How to determine if it is an abnormal restart

The power on/off reason can be obtained, for example:

from misc import Power

Power.powerOnReason()# When the return value is 9, it means an abnormal restart occurred

Program freezes without setting dump mode / Program freezes after setting dump mode but does not enter dump state

If the module is not configured in dump mode but the program freezes, or if the program freezes after configuring dump mode but does not enter dump state, most of the time there is an exception in the business logic.
Debugging methods:

  1. Add print information in the business logic to confirm the execution logic.
  2. Trigger a dump actively and analyze the running context when the program is blocked based on the dump information.

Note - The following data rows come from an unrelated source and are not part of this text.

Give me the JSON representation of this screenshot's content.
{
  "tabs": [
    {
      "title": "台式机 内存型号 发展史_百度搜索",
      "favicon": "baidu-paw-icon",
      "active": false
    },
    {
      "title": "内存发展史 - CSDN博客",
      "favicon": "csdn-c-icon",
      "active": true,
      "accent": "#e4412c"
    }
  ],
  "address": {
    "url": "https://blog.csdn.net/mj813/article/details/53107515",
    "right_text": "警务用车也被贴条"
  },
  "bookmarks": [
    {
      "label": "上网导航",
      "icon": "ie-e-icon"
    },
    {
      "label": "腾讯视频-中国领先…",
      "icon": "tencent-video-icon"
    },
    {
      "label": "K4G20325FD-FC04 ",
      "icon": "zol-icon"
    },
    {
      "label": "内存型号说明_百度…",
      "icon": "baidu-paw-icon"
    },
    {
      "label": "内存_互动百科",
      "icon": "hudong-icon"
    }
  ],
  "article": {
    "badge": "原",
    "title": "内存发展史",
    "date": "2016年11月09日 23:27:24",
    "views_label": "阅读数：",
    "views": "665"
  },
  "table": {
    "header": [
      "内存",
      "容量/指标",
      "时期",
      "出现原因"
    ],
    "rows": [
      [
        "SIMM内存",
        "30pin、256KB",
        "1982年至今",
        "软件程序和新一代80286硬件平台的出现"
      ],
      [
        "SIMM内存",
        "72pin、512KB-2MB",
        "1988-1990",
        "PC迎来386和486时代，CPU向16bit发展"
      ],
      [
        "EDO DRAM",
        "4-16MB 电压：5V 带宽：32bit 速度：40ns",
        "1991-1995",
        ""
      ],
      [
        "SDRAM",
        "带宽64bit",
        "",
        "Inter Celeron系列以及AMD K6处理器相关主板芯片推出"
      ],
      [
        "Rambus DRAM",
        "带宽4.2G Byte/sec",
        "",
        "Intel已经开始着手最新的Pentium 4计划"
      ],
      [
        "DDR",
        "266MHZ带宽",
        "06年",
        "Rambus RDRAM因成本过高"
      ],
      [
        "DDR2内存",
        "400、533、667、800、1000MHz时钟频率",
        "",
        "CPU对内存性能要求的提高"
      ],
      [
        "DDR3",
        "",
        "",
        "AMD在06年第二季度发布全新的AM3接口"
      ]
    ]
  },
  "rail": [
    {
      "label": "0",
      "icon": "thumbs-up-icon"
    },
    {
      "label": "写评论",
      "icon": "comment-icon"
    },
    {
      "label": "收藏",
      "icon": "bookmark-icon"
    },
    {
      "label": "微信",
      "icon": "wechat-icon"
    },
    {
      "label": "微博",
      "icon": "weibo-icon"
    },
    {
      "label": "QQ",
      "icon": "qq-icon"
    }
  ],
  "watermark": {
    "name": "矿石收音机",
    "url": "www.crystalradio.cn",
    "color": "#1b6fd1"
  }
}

How to trigger a dump actively

Send the following command via the main serial port or Quectel USB AT Port:


For ECX00MLC, LF, and CC, if the above command is not adapted, you can send the following command to achieve the same effect:

AT+LOG = 14,0

How to analyze if setting dump mode still causes restart

  1. If setting dump mode still causes a restart and the power on reason points to Dump restart: Generally, the dump mode is not configured correctly, so reconfigure it and try again.

  2. If setting dump mode still causes a restart and the power on reason points to RESET restart: Generally, there are two situations. First, a soft restart is triggered, so check if there is a soft restart in the business logic. Second, the reset pin is triggered, so check the waveform of the RESET pin to see if an external factor triggers a hardware reset.

  3. If setting dump mode still causes a restart and the power on reason points to powerkey startup: This only occurs on devices that are configured to power on automatically. Generally, after triggering a shutdown, the module is powered on again by the powerkey. In this case, the following three points need to be checked: First, check if the shutdown interface is called. Second, check the VBAT voltage waveform to see if the voltage drop causes the module to shut down. Third, check the powerkey pin to see if its level fluctuates and forms a falling edge to trigger a shutdown.

Error occurs during dump capture process

Generally, there are two reasons:

  1. The ELF imported by the dump tool does not match the firmware version in the module. Please confirm the version and replace the ELF.
  2. Severe stack corruption leads to abnormal saving of dump information. In this case, contact Quectel for assistance.